Remnants of the first bishops’ tombs remain, of course, and are seen daily by our thousands of visitors. Other monuments have been added across the years – the Victorian bishops Wordsworth and Moberly in the Trinity Chapel, Ted Heath in the spire crossing, William Longspee and the infamous rat at the head of the nave (constituting one of the essential stops on any tour of this place). We present them and approach them as intriguing historical survivors, markers of bygone ages whose stories fascinate and perhaps inspire but whose lives are irredeemably of the past.
Yet that is not what our forebears will have thought as they carefully laid Roger, Osmund, and Jocelin to rest in their new graves. Their community remembered them, honoured them, prayed for them, and believed that they were prayed for by them. They were one in faith and one in hope with their first bishops; they were one communion.
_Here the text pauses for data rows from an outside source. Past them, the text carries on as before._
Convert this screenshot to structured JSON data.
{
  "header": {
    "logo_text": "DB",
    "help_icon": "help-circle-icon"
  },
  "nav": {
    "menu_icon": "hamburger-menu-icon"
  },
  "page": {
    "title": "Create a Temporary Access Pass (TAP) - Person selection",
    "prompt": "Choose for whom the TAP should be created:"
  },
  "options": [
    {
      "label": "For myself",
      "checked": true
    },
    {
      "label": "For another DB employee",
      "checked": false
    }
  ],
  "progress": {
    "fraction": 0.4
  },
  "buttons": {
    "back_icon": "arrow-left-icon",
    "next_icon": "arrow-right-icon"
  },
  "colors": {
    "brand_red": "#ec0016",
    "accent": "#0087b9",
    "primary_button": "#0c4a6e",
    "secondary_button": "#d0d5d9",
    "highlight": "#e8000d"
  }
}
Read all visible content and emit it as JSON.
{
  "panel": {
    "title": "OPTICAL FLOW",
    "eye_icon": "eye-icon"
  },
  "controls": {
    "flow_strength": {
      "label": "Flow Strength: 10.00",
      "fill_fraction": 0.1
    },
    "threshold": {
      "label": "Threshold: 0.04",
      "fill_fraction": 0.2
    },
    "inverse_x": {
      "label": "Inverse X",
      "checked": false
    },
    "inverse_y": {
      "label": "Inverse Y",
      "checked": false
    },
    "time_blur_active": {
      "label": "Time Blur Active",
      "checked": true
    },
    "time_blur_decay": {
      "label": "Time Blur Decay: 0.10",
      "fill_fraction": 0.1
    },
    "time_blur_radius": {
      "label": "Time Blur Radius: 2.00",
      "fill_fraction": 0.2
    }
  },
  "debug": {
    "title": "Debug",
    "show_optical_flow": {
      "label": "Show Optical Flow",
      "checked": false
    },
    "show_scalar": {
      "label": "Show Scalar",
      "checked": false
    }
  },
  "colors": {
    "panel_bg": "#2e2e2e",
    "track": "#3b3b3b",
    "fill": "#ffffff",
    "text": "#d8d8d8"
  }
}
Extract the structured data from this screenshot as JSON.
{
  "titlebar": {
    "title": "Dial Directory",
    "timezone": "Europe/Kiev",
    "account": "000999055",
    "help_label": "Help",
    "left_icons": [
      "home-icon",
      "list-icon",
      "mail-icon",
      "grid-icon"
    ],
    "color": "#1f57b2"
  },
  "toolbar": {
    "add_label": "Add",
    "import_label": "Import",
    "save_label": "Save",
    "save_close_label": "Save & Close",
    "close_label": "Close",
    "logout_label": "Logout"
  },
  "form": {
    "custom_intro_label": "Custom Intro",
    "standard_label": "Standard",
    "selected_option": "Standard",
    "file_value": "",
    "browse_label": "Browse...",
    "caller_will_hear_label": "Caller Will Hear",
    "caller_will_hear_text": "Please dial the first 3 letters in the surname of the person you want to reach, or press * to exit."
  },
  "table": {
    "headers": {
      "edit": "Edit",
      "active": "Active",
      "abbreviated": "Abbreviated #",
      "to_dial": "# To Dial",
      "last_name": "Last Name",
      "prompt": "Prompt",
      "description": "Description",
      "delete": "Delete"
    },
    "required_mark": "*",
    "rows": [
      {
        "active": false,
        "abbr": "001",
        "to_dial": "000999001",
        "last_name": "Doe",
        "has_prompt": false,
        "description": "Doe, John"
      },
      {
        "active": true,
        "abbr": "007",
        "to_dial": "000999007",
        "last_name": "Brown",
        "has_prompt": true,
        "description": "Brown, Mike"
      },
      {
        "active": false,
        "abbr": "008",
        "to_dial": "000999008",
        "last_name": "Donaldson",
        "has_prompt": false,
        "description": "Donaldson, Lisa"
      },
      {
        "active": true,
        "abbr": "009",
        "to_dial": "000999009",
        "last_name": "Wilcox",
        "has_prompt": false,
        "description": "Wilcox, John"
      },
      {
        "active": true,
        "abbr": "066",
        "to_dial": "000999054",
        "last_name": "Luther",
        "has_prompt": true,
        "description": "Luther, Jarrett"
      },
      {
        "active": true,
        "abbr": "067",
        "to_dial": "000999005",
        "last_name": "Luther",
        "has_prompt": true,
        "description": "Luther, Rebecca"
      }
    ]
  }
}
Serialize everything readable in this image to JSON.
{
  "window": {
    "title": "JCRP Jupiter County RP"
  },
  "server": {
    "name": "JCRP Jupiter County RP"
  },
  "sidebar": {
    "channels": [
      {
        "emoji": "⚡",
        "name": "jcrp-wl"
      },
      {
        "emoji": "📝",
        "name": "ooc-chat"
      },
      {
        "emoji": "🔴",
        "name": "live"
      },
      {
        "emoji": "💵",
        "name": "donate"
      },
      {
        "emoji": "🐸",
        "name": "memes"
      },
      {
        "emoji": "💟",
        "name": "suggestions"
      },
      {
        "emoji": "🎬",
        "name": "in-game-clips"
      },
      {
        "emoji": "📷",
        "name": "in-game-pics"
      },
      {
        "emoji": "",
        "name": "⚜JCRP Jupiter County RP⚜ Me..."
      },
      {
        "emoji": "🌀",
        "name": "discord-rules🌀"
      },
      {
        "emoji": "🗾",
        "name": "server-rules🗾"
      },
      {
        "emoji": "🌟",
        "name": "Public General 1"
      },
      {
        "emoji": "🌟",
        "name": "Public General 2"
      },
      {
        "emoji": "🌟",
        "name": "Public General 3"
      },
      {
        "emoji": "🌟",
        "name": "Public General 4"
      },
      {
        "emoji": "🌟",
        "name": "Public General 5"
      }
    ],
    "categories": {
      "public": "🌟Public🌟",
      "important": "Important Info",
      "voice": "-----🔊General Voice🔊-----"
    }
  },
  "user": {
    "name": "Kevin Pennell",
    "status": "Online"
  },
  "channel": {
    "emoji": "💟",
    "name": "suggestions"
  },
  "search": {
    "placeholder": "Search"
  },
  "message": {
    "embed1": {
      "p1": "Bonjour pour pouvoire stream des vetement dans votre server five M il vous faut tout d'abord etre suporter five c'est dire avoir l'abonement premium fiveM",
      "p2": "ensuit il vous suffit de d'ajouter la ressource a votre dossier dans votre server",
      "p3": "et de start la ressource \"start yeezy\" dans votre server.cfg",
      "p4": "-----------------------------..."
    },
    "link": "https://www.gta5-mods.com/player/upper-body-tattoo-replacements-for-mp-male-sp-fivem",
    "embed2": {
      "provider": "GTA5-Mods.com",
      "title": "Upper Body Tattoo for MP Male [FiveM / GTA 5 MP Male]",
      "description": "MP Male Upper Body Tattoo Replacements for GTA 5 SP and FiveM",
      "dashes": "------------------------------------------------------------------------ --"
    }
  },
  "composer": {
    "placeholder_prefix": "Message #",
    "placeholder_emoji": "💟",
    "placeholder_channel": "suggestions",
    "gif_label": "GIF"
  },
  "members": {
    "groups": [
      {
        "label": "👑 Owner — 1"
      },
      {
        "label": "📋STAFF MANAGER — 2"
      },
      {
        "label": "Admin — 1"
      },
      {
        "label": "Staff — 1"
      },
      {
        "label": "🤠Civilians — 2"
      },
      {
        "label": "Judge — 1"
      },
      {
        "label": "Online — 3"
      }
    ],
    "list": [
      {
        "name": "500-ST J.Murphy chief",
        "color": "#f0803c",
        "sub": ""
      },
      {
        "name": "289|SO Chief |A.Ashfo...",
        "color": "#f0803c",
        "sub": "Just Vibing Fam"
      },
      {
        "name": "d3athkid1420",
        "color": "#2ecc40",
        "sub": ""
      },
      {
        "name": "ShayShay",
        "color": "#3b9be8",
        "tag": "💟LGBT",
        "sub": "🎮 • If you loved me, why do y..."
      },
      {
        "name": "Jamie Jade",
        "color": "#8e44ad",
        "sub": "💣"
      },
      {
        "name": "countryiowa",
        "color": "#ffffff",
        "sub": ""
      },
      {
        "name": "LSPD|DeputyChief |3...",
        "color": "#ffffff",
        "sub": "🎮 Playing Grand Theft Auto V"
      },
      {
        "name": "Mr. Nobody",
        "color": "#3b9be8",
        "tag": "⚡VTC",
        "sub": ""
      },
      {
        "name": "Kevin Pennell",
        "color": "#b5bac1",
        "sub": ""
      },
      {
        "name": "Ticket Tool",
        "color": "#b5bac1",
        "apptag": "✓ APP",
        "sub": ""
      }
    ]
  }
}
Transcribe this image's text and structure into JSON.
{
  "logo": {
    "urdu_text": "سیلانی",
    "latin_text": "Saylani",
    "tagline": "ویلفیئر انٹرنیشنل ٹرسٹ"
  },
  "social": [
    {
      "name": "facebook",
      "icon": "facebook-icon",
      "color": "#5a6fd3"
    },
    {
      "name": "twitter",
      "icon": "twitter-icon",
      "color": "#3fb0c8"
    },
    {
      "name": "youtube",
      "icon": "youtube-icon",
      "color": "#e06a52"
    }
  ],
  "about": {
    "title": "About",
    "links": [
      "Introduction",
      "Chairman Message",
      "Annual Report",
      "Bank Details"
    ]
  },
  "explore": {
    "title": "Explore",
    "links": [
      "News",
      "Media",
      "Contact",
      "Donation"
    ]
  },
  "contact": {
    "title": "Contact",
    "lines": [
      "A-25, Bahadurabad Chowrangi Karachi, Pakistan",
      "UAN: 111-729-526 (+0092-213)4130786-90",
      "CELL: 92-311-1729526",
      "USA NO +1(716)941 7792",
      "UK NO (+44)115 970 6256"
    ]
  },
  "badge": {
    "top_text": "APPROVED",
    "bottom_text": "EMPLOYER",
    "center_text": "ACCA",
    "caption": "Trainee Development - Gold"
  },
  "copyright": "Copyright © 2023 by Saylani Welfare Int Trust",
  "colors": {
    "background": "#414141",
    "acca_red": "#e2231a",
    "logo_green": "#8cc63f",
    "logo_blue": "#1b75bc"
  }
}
The Tent of Meeting was only ever a temporary, transitory space, intended to last as long as the Israelites’ wilderness sojourn. As our forebears reached this site they would have seen the massive masonry of the new Cathedral rising around them: at last, they must have thought, a place that is ours, a place that will last. And, up to a point, they were right. Here we are, 800 years later, remembering their actions that day. But only up to a point. The eight centuries of New Sarum’s life have far outstripped the forty years of the Israelites’ wandering. But despite its longevity and its solidity this cathedral, hallowed on 14 June 1226 as a gathering place for all God’s people living and departed, is only a foreshadowing of the holy city revealed at the Bible’s very end. The holy city which is the dwelling place of the redeemed, of all the redeemed who have lived and died and been raised by the power of God, who lives in their midst and fills them with his love.
In life and in death we are one with Christ, who alone is the builder of that city, and we are one with our brothers in faith Roger, Osmund, Jocelin, and all who built this place.
May they rest in peace; may they pray for us; and may we be brought as one body to the perfection of eternity.